Here are some Diet Culture messages that show up everyday:

  • Eating with a group and someone makes comments about the amount of food they’re consuming.
  • Friends discussing what they should/shouldn’t eat based on a new diet or lifestyle trend
  • Weight loss challenges at work- they send the message that we need fixed; that something is wrong with our bodies. 
  • Fitness instructors who encourage participants to “burn off” what you ate last weekend or are planning to eat for the holidays. This perpetuates the belief that exercise should be used for the purpose of weight loss or to punish ourselves when we eat something out of enjoyment or outside certain “rules.” 
  • Magazines, blogs, social media and influencers marketing numerous diets, superfood lists, toxic food lists, cleanses, detoxes, or “lifestyles” 
  • Cartoons, movies, TV shows portrayal of larger bodied characters as lazy, messy or foolish. 

Diet Culture has trained us to ignore our body’s internal cues of hunger, eat for pleasure or satisfaction and reinforced the idea that exercise is a way to earn, punish or compensate for the food we eat.

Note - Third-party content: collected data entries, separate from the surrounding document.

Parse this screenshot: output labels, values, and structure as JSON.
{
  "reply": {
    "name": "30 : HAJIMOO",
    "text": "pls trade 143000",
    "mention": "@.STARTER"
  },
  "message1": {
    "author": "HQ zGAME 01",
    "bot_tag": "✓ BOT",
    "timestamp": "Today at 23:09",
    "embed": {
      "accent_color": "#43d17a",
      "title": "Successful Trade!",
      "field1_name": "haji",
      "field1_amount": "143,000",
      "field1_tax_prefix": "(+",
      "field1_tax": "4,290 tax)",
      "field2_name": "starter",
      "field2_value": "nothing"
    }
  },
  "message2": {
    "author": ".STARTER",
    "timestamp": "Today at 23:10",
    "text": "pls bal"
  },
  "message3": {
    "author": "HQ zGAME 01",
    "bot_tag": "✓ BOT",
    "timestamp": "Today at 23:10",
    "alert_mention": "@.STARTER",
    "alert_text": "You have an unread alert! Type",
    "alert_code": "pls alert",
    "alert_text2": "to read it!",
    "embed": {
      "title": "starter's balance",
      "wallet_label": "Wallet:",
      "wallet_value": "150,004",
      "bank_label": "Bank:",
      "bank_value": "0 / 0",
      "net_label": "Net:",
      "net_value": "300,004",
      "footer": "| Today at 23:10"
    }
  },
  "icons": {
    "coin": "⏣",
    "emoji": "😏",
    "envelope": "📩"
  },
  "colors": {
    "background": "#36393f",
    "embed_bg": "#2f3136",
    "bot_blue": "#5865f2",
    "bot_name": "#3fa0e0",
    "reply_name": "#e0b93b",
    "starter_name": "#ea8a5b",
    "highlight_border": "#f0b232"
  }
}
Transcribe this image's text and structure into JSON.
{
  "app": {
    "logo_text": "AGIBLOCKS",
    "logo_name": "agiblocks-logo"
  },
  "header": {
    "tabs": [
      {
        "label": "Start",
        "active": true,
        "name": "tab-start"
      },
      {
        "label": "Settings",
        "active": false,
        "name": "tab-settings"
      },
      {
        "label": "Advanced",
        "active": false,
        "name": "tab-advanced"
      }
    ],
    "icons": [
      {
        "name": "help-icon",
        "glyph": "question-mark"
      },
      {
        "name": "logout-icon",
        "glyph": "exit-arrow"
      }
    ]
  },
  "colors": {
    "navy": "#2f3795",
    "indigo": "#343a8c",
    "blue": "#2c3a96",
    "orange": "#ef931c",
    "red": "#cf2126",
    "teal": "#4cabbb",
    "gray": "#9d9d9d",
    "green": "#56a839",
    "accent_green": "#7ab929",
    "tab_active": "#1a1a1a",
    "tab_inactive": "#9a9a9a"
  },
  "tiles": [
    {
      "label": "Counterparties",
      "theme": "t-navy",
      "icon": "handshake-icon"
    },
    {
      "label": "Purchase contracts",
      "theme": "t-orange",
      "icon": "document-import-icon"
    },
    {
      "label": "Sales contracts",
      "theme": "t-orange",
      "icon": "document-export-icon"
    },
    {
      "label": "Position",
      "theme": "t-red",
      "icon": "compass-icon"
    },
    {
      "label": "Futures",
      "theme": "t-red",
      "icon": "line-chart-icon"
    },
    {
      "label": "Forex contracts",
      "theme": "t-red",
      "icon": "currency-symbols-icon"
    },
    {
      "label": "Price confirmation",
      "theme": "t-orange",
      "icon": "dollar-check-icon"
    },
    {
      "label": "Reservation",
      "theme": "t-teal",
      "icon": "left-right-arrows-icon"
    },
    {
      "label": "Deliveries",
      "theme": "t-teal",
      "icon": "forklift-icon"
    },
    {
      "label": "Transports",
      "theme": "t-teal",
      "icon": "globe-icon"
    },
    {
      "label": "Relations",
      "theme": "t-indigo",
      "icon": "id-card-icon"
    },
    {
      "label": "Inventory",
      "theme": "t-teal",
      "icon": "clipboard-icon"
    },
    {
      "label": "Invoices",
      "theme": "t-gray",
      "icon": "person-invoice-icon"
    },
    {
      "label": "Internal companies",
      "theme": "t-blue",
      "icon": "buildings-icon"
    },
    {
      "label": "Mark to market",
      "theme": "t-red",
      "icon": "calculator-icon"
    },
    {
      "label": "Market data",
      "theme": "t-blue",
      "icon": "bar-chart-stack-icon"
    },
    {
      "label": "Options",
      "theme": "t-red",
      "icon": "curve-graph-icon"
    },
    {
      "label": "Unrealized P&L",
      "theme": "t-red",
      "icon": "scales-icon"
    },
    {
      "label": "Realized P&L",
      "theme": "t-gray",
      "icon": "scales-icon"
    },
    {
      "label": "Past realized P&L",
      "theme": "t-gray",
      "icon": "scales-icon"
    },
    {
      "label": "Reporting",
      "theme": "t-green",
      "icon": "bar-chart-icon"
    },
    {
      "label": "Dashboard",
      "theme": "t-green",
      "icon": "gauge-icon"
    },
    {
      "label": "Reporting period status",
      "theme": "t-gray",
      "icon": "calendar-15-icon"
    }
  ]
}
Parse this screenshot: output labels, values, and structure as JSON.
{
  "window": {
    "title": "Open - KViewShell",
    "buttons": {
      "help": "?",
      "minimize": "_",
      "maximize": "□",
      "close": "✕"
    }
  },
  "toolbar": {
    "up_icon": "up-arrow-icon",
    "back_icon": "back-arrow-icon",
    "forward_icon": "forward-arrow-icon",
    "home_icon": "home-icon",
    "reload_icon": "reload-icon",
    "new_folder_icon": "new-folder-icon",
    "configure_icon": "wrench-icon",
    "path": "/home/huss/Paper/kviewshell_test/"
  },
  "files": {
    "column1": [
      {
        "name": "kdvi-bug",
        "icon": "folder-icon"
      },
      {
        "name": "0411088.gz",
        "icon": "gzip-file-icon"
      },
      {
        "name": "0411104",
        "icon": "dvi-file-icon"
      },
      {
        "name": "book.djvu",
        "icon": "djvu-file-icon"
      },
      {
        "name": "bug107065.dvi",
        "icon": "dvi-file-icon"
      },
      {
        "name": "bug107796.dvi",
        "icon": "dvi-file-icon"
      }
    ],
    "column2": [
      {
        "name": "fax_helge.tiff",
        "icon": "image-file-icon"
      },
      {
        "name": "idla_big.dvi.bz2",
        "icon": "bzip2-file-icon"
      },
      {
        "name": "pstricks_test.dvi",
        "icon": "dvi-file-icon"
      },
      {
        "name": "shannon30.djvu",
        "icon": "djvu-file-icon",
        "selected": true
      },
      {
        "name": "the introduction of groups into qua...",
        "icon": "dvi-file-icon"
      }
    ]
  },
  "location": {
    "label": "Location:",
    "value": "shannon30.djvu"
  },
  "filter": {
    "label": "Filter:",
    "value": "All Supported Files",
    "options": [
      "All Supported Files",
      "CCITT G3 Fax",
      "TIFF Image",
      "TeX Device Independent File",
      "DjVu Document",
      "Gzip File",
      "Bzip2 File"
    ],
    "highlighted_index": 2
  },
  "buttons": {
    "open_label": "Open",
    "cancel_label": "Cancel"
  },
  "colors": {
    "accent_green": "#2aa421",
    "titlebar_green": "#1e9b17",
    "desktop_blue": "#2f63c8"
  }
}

It tells us that we’re not good enough just as we are and that we are to blame if our body does not meet cultural norms for the thin ideal. It teaches us ways to control and shrink our bodies by restricting food, over-exercising and ignoring our body’s wisdom. It creates fear and internalized stress by showing up in food anxieties, decreased self esteem, obsession around food and exercise, negative body image and social isolation. It takes away our autonomy by teaching us to rely on something or someone else rather than our intuition.  
Stepping away from this mentality is counter culture and challenging. We’re ALL a part of it so there’s no shame in getting triggered, swayed, convinced or manipulated. Rejecting Diet Culture is an ongoing process…  one that requires time, patience and intention. 
This month I encourage you to examine your food and diet thoughts. Do these beliefs influence your decisions? Do they include points to count, foods to eliminate, groups to avoid, rigid schedules to incorporate and rules to adhere to? When you “give in,” “treat yourself,” “cheat,” or rest, how does it make you feel? If your answer is weak, lazy or not good enough or undeserving, that’s using shame, fear and guilt as a motivator for change which means the behavior will likely fade. When we use compassion and intuition, change is sustainable.